Iron ore rebounds but struggles below US$100/T on weak China demand

FILE PHOTO: A man walks by an iron ore blending site at Dalian Port, Liaoning province, China September 21, 2018. REUTERS/Muyu Xu

(Corrects comparative figures in sixth paragraph)

By Enrico Dela Cruz

:Iron ore futures eked out gains in volatile trade on Monday following a string of losses, but benchmark prices struggled under US$100 a tonne due to weak Chinese demand and swelling portside inventory of the steelmaking raw material.

The most-traded January iron ore on China's Dalian Commodity Exchange ended daytime trading 1.4per cent higher at 570.50 yuan (US$89.17) a tonne, after a seven-session sell-off.

Iron ore's December contract on the Singapore Exchange was up 0.5per cent at US$91.95 a tonne by 0705 GMT, after falling 2.2per cent to US$89.45 earlier in the day.

From a record US$232.50 a tonne in May, the spot price of benchmark 62per cent-grade Australian iron ore for delivery to China had sunk more than 140per cent as Chinese demand collapsed, trading at US$94.50 on Friday, the lowest since May 2020, according to SteelHome consultancy data.

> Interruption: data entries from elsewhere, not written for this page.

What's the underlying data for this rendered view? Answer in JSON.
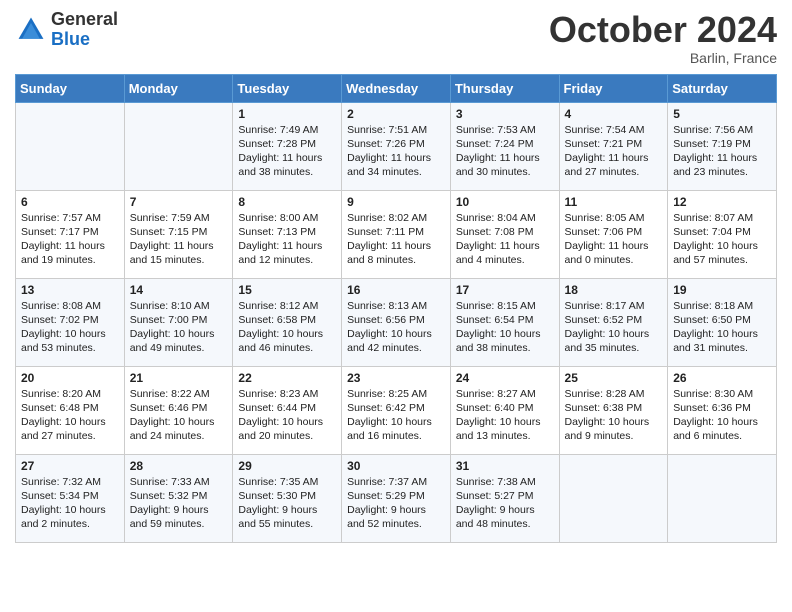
{
  "header": {
    "logo_general": "General",
    "logo_blue": "Blue",
    "month_title": "October 2024",
    "location": "Barlin, France"
  },
  "days_of_week": [
    "Sunday",
    "Monday",
    "Tuesday",
    "Wednesday",
    "Thursday",
    "Friday",
    "Saturday"
  ],
  "weeks": [
    [
      {
        "day": "",
        "content": ""
      },
      {
        "day": "",
        "content": ""
      },
      {
        "day": "1",
        "content": "Sunrise: 7:49 AM\nSunset: 7:28 PM\nDaylight: 11 hours and 38 minutes."
      },
      {
        "day": "2",
        "content": "Sunrise: 7:51 AM\nSunset: 7:26 PM\nDaylight: 11 hours and 34 minutes."
      },
      {
        "day": "3",
        "content": "Sunrise: 7:53 AM\nSunset: 7:24 PM\nDaylight: 11 hours and 30 minutes."
      },
      {
        "day": "4",
        "content": "Sunrise: 7:54 AM\nSunset: 7:21 PM\nDaylight: 11 hours and 27 minutes."
      },
      {
        "day": "5",
        "content": "Sunrise: 7:56 AM\nSunset: 7:19 PM\nDaylight: 11 hours and 23 minutes."
      }
    ],
    [
      {
        "day": "6",
        "content": "Sunrise: 7:57 AM\nSunset: 7:17 PM\nDaylight: 11 hours and 19 minutes."
      },
      {
        "day": "7",
        "content": "Sunrise: 7:59 AM\nSunset: 7:15 PM\nDaylight: 11 hours and 15 minutes."
      },
      {
        "day": "8",
        "content": "Sunrise: 8:00 AM\nSunset: 7:13 PM\nDaylight: 11 hours and 12 minutes."
      },
      {
        "day": "9",
        "content": "Sunrise: 8:02 AM\nSunset: 7:11 PM\nDaylight: 11 hours and 8 minutes."
      },
      {
        "day": "10",
        "content": "Sunrise: 8:04 AM\nSunset: 7:08 PM\nDaylight: 11 hours and 4 minutes."
      },
      {
        "day": "11",
        "content": "Sunrise: 8:05 AM\nSunset: 7:06 PM\nDaylight: 11 hours and 0 minutes."
      },
      {
        "day": "12",
        "content": "Sunrise: 8:07 AM\nSunset: 7:04 PM\nDaylight: 10 hours and 57 minutes."
      }
    ],
    [
      {
        "day": "13",
        "content": "Sunrise: 8:08 AM\nSunset: 7:02 PM\nDaylight: 10 hours and 53 minutes."
      },
      {
        "day": "14",
        "content": "Sunrise: 8:10 AM\nSunset: 7:00 PM\nDaylight: 10 hours and 49 minutes."
      },
      {
        "day": "15",
        "content": "Sunrise: 8:12 AM\nSunset: 6:58 PM\nDaylight: 10 hours and 46 minutes."
      },
      {
        "day": "16",
        "content": "Sunrise: 8:13 AM\nSunset: 6:56 PM\nDaylight: 10 hours and 42 minutes."
      },
      {
        "day": "17",
        "content": "Sunrise: 8:15 AM\nSunset: 6:54 PM\nDaylight: 10 hours and 38 minutes."
      },
      {
        "day": "18",
        "content": "Sunrise: 8:17 AM\nSunset: 6:52 PM\nDaylight: 10 hours and 35 minutes."
      },
      {
        "day": "19",
        "content": "Sunrise: 8:18 AM\nSunset: 6:50 PM\nDaylight: 10 hours and 31 minutes."
      }
    ],
    [
      {
        "day": "20",
        "content": "Sunrise: 8:20 AM\nSunset: 6:48 PM\nDaylight: 10 hours and 27 minutes."
      },
      {
        "day": "21",
        "content": "Sunrise: 8:22 AM\nSunset: 6:46 PM\nDaylight: 10 hours and 24 minutes."
      },
      {
        "day": "22",
        "content": "Sunrise: 8:23 AM\nSunset: 6:44 PM\nDaylight: 10 hours and 20 minutes."
      },
      {
        "day": "23",
        "content": "Sunrise: 8:25 AM\nSunset: 6:42 PM\nDaylight: 10 hours and 16 minutes."
      },
      {
        "day": "24",
        "content": "Sunrise: 8:27 AM\nSunset: 6:40 PM\nDaylight: 10 hours and 13 minutes."
      },
      {
        "day": "25",
        "content": "Sunrise: 8:28 AM\nSunset: 6:38 PM\nDaylight: 10 hours and 9 minutes."
      },
      {
        "day": "26",
        "content": "Sunrise: 8:30 AM\nSunset: 6:36 PM\nDaylight: 10 hours and 6 minutes."
      }
    ],
    [
      {
        "day": "27",
        "content": "Sunrise: 7:32 AM\nSunset: 5:34 PM\nDaylight: 10 hours and 2 minutes."
      },
      {
        "day": "28",
        "content": "Sunrise: 7:33 AM\nSunset: 5:32 PM\nDaylight: 9 hours and 59 minutes."
      },
      {
        "day": "29",
        "content": "Sunrise: 7:35 AM\nSunset: 5:30 PM\nDaylight: 9 hours and 55 minutes."
      },
      {
        "day": "30",
        "content": "Sunrise: 7:37 AM\nSunset: 5:29 PM\nDaylight: 9 hours and 52 minutes."
      },
      {
        "day": "31",
        "content": "Sunrise: 7:38 AM\nSunset: 5:27 PM\nDaylight: 9 hours and 48 minutes."
      },
      {
        "day": "",
        "content": ""
      },
      {
        "day": "",
        "content": ""
      }
    ]
  ]
}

Imported iron ore stocked at Chinese ports, which stood at a 31-month high of 145.10 million tonnes last week, based on SteelHome data, added to the downward pressure on prices.

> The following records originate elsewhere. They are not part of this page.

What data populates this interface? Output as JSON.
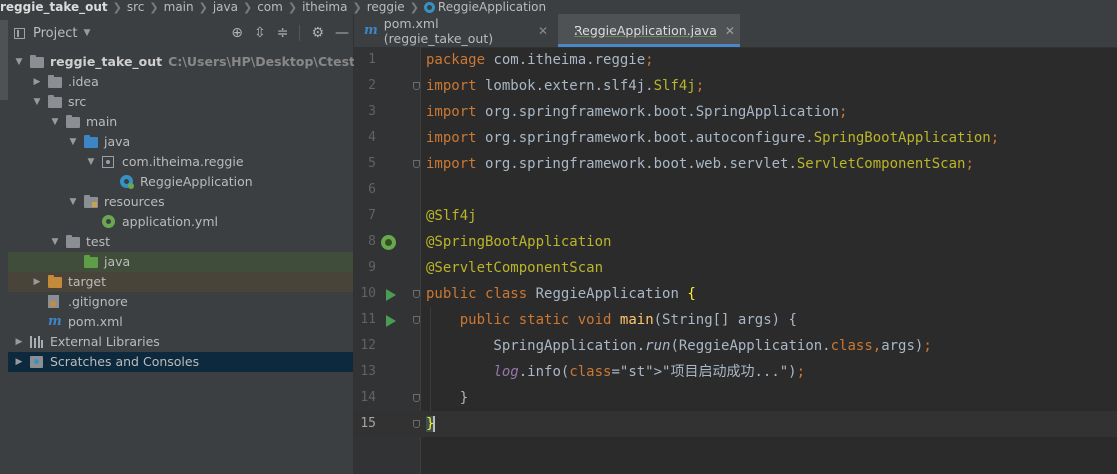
{
  "breadcrumb": {
    "items": [
      "reggie_take_out",
      "src",
      "main",
      "java",
      "com",
      "itheima",
      "reggie",
      "ReggieApplication"
    ]
  },
  "project": {
    "title": "Project",
    "tree": [
      {
        "label": "reggie_take_out",
        "extra": "C:\\Users\\HP\\Desktop\\Ctest\\test\\re",
        "depth": 0,
        "arrow": "down",
        "icon": "folder-gray"
      },
      {
        "label": ".idea",
        "depth": 1,
        "arrow": "right",
        "icon": "folder-gray"
      },
      {
        "label": "src",
        "depth": 1,
        "arrow": "down",
        "icon": "folder-gray"
      },
      {
        "label": "main",
        "depth": 2,
        "arrow": "down",
        "icon": "folder-gray"
      },
      {
        "label": "java",
        "depth": 3,
        "arrow": "down",
        "icon": "folder-blue"
      },
      {
        "label": "com.itheima.reggie",
        "depth": 4,
        "arrow": "down",
        "icon": "package"
      },
      {
        "label": "ReggieApplication",
        "depth": 5,
        "arrow": "",
        "icon": "class"
      },
      {
        "label": "resources",
        "depth": 3,
        "arrow": "down",
        "icon": "folder-resources"
      },
      {
        "label": "application.yml",
        "depth": 4,
        "arrow": "",
        "icon": "yml"
      },
      {
        "label": "test",
        "depth": 2,
        "arrow": "down",
        "icon": "folder-gray"
      },
      {
        "label": "java",
        "depth": 3,
        "arrow": "",
        "icon": "folder-green"
      },
      {
        "label": "target",
        "depth": 1,
        "arrow": "right",
        "icon": "folder-orange"
      },
      {
        "label": ".gitignore",
        "depth": 1,
        "arrow": "",
        "icon": "gitignore"
      },
      {
        "label": "pom.xml",
        "depth": 1,
        "arrow": "",
        "icon": "maven"
      },
      {
        "label": "External Libraries",
        "depth": 0,
        "arrow": "right",
        "icon": "libraries"
      },
      {
        "label": "Scratches and Consoles",
        "depth": 0,
        "arrow": "right",
        "icon": "scratches"
      }
    ]
  },
  "tabs": [
    {
      "label": "pom.xml (reggie_take_out)",
      "icon": "maven",
      "active": false
    },
    {
      "label": "ReggieApplication.java",
      "icon": "class",
      "active": true
    }
  ],
  "code": {
    "lines": [
      "package com.itheima.reggie;",
      "import lombok.extern.slf4j.Slf4j;",
      "import org.springframework.boot.SpringApplication;",
      "import org.springframework.boot.autoconfigure.SpringBootApplication;",
      "import org.springframework.boot.web.servlet.ServletComponentScan;",
      "",
      "@Slf4j",
      "@SpringBootApplication",
      "@ServletComponentScan",
      "public class ReggieApplication {",
      "    public static void main(String[] args) {",
      "        SpringApplication.run(ReggieApplication.class,args);",
      "        log.info(\"项目启动成功...\");",
      "    }",
      "}"
    ],
    "line_numbers": [
      "1",
      "2",
      "3",
      "4",
      "5",
      "6",
      "7",
      "8",
      "9",
      "10",
      "11",
      "12",
      "13",
      "14",
      "15"
    ],
    "current_line": 15
  }
}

Atilla Widnell, managing director at Singapore-based Navigate Commodities, said he had updated his short-term target price to US$97.92-US$101.16 a tonne CFR China, from an earlier range of US$91.18-US$101.24, as iron ore looked oversold.

Shipments from Australia and Brazil plunged last week by about 4.5 million tonnes compared with the prior week, based on Navigate's estimate.

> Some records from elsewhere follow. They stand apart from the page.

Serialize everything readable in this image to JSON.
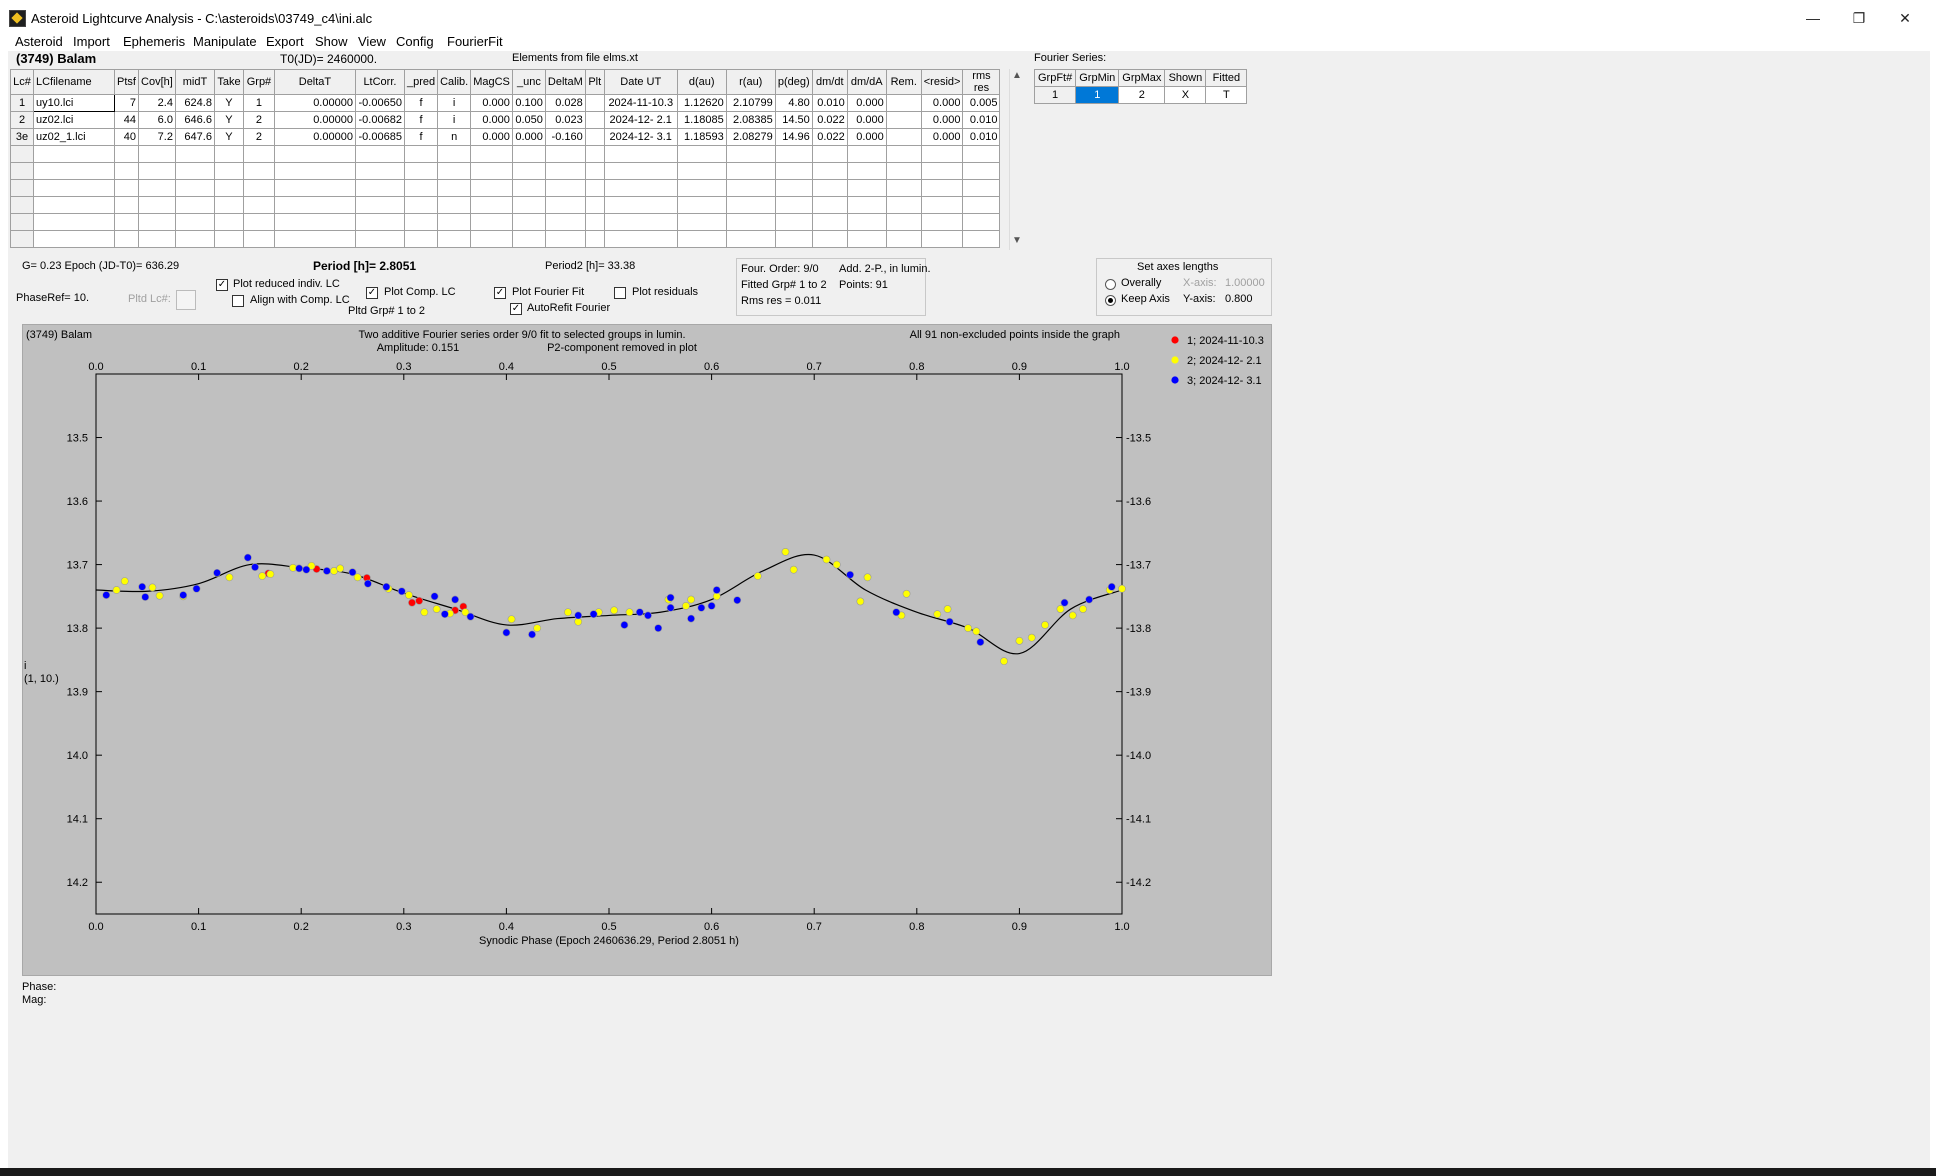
{
  "window": {
    "title": "Asteroid Lightcurve Analysis - C:\\asteroids\\03749_c4\\ini.alc",
    "minimize": "—",
    "restore": "❐",
    "close": "✕"
  },
  "menu": [
    "Asteroid",
    "Import",
    "Ephemeris",
    "Manipulate",
    "Export",
    "Show",
    "View",
    "Config",
    "FourierFit"
  ],
  "header": {
    "asteroid": "(3749) Balam",
    "t0": "T0(JD)= 2460000.",
    "elements": "Elements from file elms.xt"
  },
  "lc_table": {
    "columns": [
      "Lc#",
      "LCfilename",
      "Ptsf",
      "Cov[h]",
      "midT",
      "Take",
      "Grp#",
      "DeltaT",
      "LtCorr.",
      "_pred",
      "Calib.",
      "MagCS",
      "_unc",
      "DeltaM",
      "Plt",
      "Date UT",
      "d(au)",
      "r(au)",
      "p(deg)",
      "dm/dt",
      "dm/dA",
      "Rem.",
      "<resid>",
      "rms res"
    ],
    "rows": [
      [
        "1",
        "uy10.lci",
        "7",
        "2.4",
        "624.8",
        "Y",
        "1",
        "0.00000",
        "-0.00650",
        "f",
        "i",
        "0.000",
        "0.100",
        "0.028",
        "",
        "2024-11-10.3",
        "1.12620",
        "2.10799",
        "4.80",
        "0.010",
        "0.000",
        "",
        "0.000",
        "0.005"
      ],
      [
        "2",
        "uz02.lci",
        "44",
        "6.0",
        "646.6",
        "Y",
        "2",
        "0.00000",
        "-0.00682",
        "f",
        "i",
        "0.000",
        "0.050",
        "0.023",
        "",
        "2024-12- 2.1",
        "1.18085",
        "2.08385",
        "14.50",
        "0.022",
        "0.000",
        "",
        "0.000",
        "0.010"
      ],
      [
        "3e",
        "uz02_1.lci",
        "40",
        "7.2",
        "647.6",
        "Y",
        "2",
        "0.00000",
        "-0.00685",
        "f",
        "n",
        "0.000",
        "0.000",
        "-0.160",
        "",
        "2024-12- 3.1",
        "1.18593",
        "2.08279",
        "14.96",
        "0.022",
        "0.000",
        "",
        "0.000",
        "0.010"
      ]
    ],
    "empty_rows": 6
  },
  "fourier_series": {
    "label": "Fourier Series:",
    "columns": [
      "GrpFt#",
      "GrpMin",
      "GrpMax",
      "Shown",
      "Fitted"
    ],
    "row": [
      "1",
      "1",
      "2",
      "X",
      "T"
    ]
  },
  "controls": {
    "g_epoch": "G= 0.23   Epoch (JD-T0)= 636.29",
    "period": "Period [h]= 2.8051",
    "period2": "Period2 [h]= 33.38",
    "phaseref": "PhaseRef= 10.",
    "pltd_lc": "Pltd Lc#:",
    "plot_reduced": "Plot reduced indiv. LC",
    "align_comp": "Align with Comp. LC",
    "plot_comp": "Plot Comp. LC",
    "pltd_grp": "Pltd Grp#  1   to   2",
    "plot_fourier": "Plot Fourier Fit",
    "autorefit": "AutoRefit Fourier",
    "plot_residuals": "Plot residuals",
    "four_order": "Four. Order:  9/0",
    "add2p": "Add. 2-P., in lumin.",
    "fitted_grp": "Fitted Grp# 1 to 2",
    "points": "Points: 91",
    "rms_res": "Rms res     = 0.011",
    "axes_title": "Set axes lengths",
    "overally": "Overally",
    "keep_axis": "Keep Axis",
    "xaxis_label": "X-axis:",
    "xaxis_val": "1.00000",
    "yaxis_label": "Y-axis:",
    "yaxis_val": "0.800",
    "phase_label": "Phase:",
    "mag_label": "Mag:"
  },
  "plot": {
    "name": "(3749) Balam",
    "subtitle1": "Two additive Fourier series order 9/0 fit to selected groups in lumin.",
    "amplitude": "Amplitude: 0.151",
    "p2removed": "P2-component removed in plot",
    "allpoints": "All 91 non-excluded points inside the graph",
    "ylabel1": "i",
    "ylabel2": "(1, 10.)",
    "xlabel": "Synodic Phase (Epoch 2460636.29, Period 2.8051 h)",
    "colors": {
      "bg": "#c0c0c0",
      "red": "#ff0000",
      "yellow": "#ffff00",
      "blue": "#0000ff"
    },
    "legend": [
      {
        "label": "1; 2024-11-10.3",
        "color": "#ff0000"
      },
      {
        "label": "2; 2024-12- 2.1",
        "color": "#ffff00"
      },
      {
        "label": "3; 2024-12- 3.1",
        "color": "#0000ff"
      }
    ]
  },
  "chart_data": {
    "type": "scatter",
    "xlim": [
      0,
      1
    ],
    "ylim": [
      13.4,
      14.25
    ],
    "y_inverted": true,
    "xticks": [
      0.0,
      0.1,
      0.2,
      0.3,
      0.4,
      0.5,
      0.6,
      0.7,
      0.8,
      0.9,
      1.0
    ],
    "yticks": [
      13.5,
      13.6,
      13.7,
      13.8,
      13.9,
      14.0,
      14.1,
      14.2
    ],
    "series": [
      {
        "name": "1; 2024-11-10.3",
        "color": "#ff0000",
        "points": [
          [
            0.168,
            13.714
          ],
          [
            0.215,
            13.707
          ],
          [
            0.264,
            13.721
          ],
          [
            0.308,
            13.76
          ],
          [
            0.315,
            13.757
          ],
          [
            0.35,
            13.772
          ],
          [
            0.358,
            13.766
          ]
        ]
      },
      {
        "name": "2; 2024-12- 2.1",
        "color": "#ffff00",
        "points": [
          [
            0.02,
            13.74
          ],
          [
            0.028,
            13.726
          ],
          [
            0.055,
            13.736
          ],
          [
            0.062,
            13.749
          ],
          [
            0.085,
            13.75
          ],
          [
            0.13,
            13.72
          ],
          [
            0.162,
            13.718
          ],
          [
            0.17,
            13.715
          ],
          [
            0.192,
            13.705
          ],
          [
            0.21,
            13.702
          ],
          [
            0.232,
            13.71
          ],
          [
            0.238,
            13.706
          ],
          [
            0.255,
            13.72
          ],
          [
            0.285,
            13.738
          ],
          [
            0.305,
            13.748
          ],
          [
            0.32,
            13.775
          ],
          [
            0.332,
            13.77
          ],
          [
            0.345,
            13.777
          ],
          [
            0.36,
            13.775
          ],
          [
            0.405,
            13.786
          ],
          [
            0.43,
            13.8
          ],
          [
            0.46,
            13.775
          ],
          [
            0.47,
            13.79
          ],
          [
            0.49,
            13.775
          ],
          [
            0.505,
            13.772
          ],
          [
            0.52,
            13.775
          ],
          [
            0.558,
            13.755
          ],
          [
            0.575,
            13.765
          ],
          [
            0.58,
            13.755
          ],
          [
            0.605,
            13.75
          ],
          [
            0.645,
            13.718
          ],
          [
            0.672,
            13.68
          ],
          [
            0.68,
            13.708
          ],
          [
            0.712,
            13.692
          ],
          [
            0.722,
            13.7
          ],
          [
            0.745,
            13.758
          ],
          [
            0.752,
            13.72
          ],
          [
            0.785,
            13.78
          ],
          [
            0.79,
            13.746
          ],
          [
            0.82,
            13.778
          ],
          [
            0.83,
            13.77
          ],
          [
            0.85,
            13.8
          ],
          [
            0.858,
            13.805
          ],
          [
            0.885,
            13.852
          ],
          [
            0.9,
            13.82
          ],
          [
            0.912,
            13.815
          ],
          [
            0.925,
            13.795
          ],
          [
            0.94,
            13.77
          ],
          [
            0.952,
            13.78
          ],
          [
            0.962,
            13.77
          ],
          [
            0.988,
            13.74
          ],
          [
            1.0,
            13.738
          ]
        ]
      },
      {
        "name": "3; 2024-12- 3.1",
        "color": "#0000ff",
        "points": [
          [
            0.01,
            13.748
          ],
          [
            0.045,
            13.735
          ],
          [
            0.048,
            13.751
          ],
          [
            0.085,
            13.748
          ],
          [
            0.098,
            13.738
          ],
          [
            0.118,
            13.713
          ],
          [
            0.148,
            13.689
          ],
          [
            0.155,
            13.704
          ],
          [
            0.198,
            13.706
          ],
          [
            0.205,
            13.708
          ],
          [
            0.225,
            13.71
          ],
          [
            0.25,
            13.712
          ],
          [
            0.265,
            13.73
          ],
          [
            0.283,
            13.735
          ],
          [
            0.298,
            13.742
          ],
          [
            0.33,
            13.75
          ],
          [
            0.34,
            13.778
          ],
          [
            0.35,
            13.755
          ],
          [
            0.365,
            13.782
          ],
          [
            0.4,
            13.807
          ],
          [
            0.425,
            13.81
          ],
          [
            0.47,
            13.78
          ],
          [
            0.485,
            13.778
          ],
          [
            0.515,
            13.795
          ],
          [
            0.53,
            13.775
          ],
          [
            0.538,
            13.78
          ],
          [
            0.548,
            13.8
          ],
          [
            0.56,
            13.768
          ],
          [
            0.56,
            13.752
          ],
          [
            0.58,
            13.785
          ],
          [
            0.59,
            13.768
          ],
          [
            0.605,
            13.74
          ],
          [
            0.6,
            13.765
          ],
          [
            0.625,
            13.756
          ],
          [
            0.735,
            13.716
          ],
          [
            0.78,
            13.775
          ],
          [
            0.832,
            13.79
          ],
          [
            0.862,
            13.822
          ],
          [
            0.944,
            13.76
          ],
          [
            0.968,
            13.755
          ],
          [
            0.99,
            13.735
          ]
        ]
      }
    ],
    "fourier_fit": [
      [
        0.0,
        13.74
      ],
      [
        0.05,
        13.742
      ],
      [
        0.1,
        13.73
      ],
      [
        0.15,
        13.7
      ],
      [
        0.2,
        13.705
      ],
      [
        0.25,
        13.715
      ],
      [
        0.3,
        13.745
      ],
      [
        0.35,
        13.77
      ],
      [
        0.4,
        13.795
      ],
      [
        0.45,
        13.785
      ],
      [
        0.5,
        13.78
      ],
      [
        0.55,
        13.775
      ],
      [
        0.6,
        13.755
      ],
      [
        0.65,
        13.71
      ],
      [
        0.7,
        13.685
      ],
      [
        0.75,
        13.74
      ],
      [
        0.8,
        13.775
      ],
      [
        0.85,
        13.8
      ],
      [
        0.9,
        13.84
      ],
      [
        0.95,
        13.77
      ],
      [
        1.0,
        13.74
      ]
    ]
  }
}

"The material decrease in Australian shipments may be an indication that output from high marginal cost producers could now be feeling the pinch from relatively low iron ore prices," Widnell said.

Overall sentiment improved after after data showed top steel producer China's export growth https://www.reuters.com/article/china-economy-trade-idUSKBN2HS024 slowed in October but beat forecasts, as global demand improved.

Construction steel rebar on the Shanghai Futures Exchange jumped 2.6per cent, while hot-rolled coil gained 0.4per cent. Stainless steel was virtually flat.

Dalian coking coal advanced 0.5per cent and coke climbed 1.7per cent.